Even with the centipede looming, a shadow hanging over everything, Hyuk-min’s eyes stayed fixed on the water as if the monster didn’t exist.
‘Smirk.’
That confirmed it.
That terrifying centipede was—
“An illusion meant to threaten you.”
In his past life, dozens had died before they realized the real cause wasn’t the centipede’s poison.
It was the poison in the oasis itself.
But once they learned that, something even worse awaited them.
The reward for the 70th-floor [Hidden Room] was at the bottom of that oasis.
At the bottom of the very poison that killed people.
A rose you had to pluck even knowing it was poisonous.
A sweet honey you had to swallow even knowing it meant death.
No matter how unstoppable human desire was, it couldn’t override the survival instinct’s fear of death.
A few foolish people had jumped in anyway.
But once everyone saw their bodies float up as skeletons, no one else dared.
Desire was crushed by the abyss.
“Hoo.”
Hyuk-min took a long breath.
“Hup!”
He inhaled deeply—
Then, without hesitation, he leaped high and threw himself into the oasis of death.
There was no other way.
It was something he had to consume, even knowing it would kill him.

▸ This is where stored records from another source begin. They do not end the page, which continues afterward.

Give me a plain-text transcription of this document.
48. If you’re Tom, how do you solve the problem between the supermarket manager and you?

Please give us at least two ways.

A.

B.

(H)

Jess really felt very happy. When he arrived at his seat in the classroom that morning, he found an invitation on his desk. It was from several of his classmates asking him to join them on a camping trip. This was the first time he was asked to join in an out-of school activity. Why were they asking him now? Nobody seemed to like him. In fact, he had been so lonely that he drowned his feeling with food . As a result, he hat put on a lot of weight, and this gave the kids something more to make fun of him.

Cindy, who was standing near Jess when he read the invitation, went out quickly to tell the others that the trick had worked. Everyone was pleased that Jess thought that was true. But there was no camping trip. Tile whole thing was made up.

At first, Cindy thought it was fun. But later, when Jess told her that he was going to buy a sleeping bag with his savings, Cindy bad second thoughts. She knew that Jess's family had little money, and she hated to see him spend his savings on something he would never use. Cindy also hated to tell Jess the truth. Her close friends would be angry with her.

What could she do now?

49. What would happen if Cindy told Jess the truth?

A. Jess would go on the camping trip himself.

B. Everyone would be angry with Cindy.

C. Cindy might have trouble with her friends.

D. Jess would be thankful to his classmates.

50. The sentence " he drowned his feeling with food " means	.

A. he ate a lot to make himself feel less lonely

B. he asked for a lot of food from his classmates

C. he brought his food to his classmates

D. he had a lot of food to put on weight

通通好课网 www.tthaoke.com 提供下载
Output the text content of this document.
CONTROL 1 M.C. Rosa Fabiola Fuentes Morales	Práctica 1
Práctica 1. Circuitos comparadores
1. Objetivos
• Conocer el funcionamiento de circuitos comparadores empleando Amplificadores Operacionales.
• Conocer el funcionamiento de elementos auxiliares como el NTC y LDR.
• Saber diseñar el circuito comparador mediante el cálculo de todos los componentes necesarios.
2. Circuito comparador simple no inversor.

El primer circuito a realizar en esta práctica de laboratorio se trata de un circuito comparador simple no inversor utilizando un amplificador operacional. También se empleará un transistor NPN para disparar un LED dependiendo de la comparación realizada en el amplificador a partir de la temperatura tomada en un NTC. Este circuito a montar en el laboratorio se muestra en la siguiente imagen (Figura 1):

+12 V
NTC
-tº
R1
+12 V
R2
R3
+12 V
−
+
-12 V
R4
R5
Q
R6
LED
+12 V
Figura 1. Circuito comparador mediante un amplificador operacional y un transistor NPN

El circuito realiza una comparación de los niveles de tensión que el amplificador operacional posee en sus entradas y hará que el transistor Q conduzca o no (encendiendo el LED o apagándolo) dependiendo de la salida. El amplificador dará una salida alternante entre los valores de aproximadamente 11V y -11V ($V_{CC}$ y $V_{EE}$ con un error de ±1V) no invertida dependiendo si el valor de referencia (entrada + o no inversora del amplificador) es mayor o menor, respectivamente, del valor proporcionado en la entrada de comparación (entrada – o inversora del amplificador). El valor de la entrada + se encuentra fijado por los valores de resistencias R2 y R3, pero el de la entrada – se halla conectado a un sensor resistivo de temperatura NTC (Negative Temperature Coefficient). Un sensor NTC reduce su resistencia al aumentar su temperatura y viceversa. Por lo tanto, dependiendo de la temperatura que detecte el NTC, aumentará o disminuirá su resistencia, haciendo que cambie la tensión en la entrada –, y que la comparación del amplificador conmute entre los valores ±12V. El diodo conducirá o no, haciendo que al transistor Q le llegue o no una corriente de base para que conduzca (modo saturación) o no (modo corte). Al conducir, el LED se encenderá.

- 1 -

‘Because this is the only way to clear the [Hidden Room].’
‘SPLASH!’
‘Chiiiiik.’
The moment Hyuk-min disappeared beneath the surface, a sizzling sound rose.
White smoke began to billow endlessly from the oasis.
===
Human desire was more dangerous than people liked to admit.
“Hah… Hah… Dammit…”
The crowd had swollen to the point where even No Death—who had already sent several flying—couldn’t keep up anymore.
“Where did that bitch go!? We have to find her first!”
“Right! We have to find her before she catches her breath!”
“Someone block that boss monster!!”
“You block it! We’ll go find her!”
“Don’t be ridiculous. You block it. We’ll take care of these monsters.”
“What are you talking about!? We were here first!”
“Bullshit! While we’re dealing with the boss, you’ll break through and go in first if the path opens. I don’t care! We’re not fighting the boss either. Let’s all die together!”
It was pure chaos.
The demon of distrust had infected everything.
They didn’t just suspect No Death and Hyun-jung, the obvious enemies—they suspected the boss monster, and even the person standing beside them.
Their shouting and brawling, like a market turned into a riot, ironically gave No Death and Hyun-jung a moment to breathe.
But even chaos produces its own kind of hero.
And the thin chance that distrust had granted them began to die the moment a certain woman appeared.
“Everyone, listen to me!”
“What—who are you now!?”
A woman with long, near-platinum blonde hair—probably bleached—pushed forward and shouted.
“If this keeps up, we’ll all end up like the dog that chased a chicken only to lose it!”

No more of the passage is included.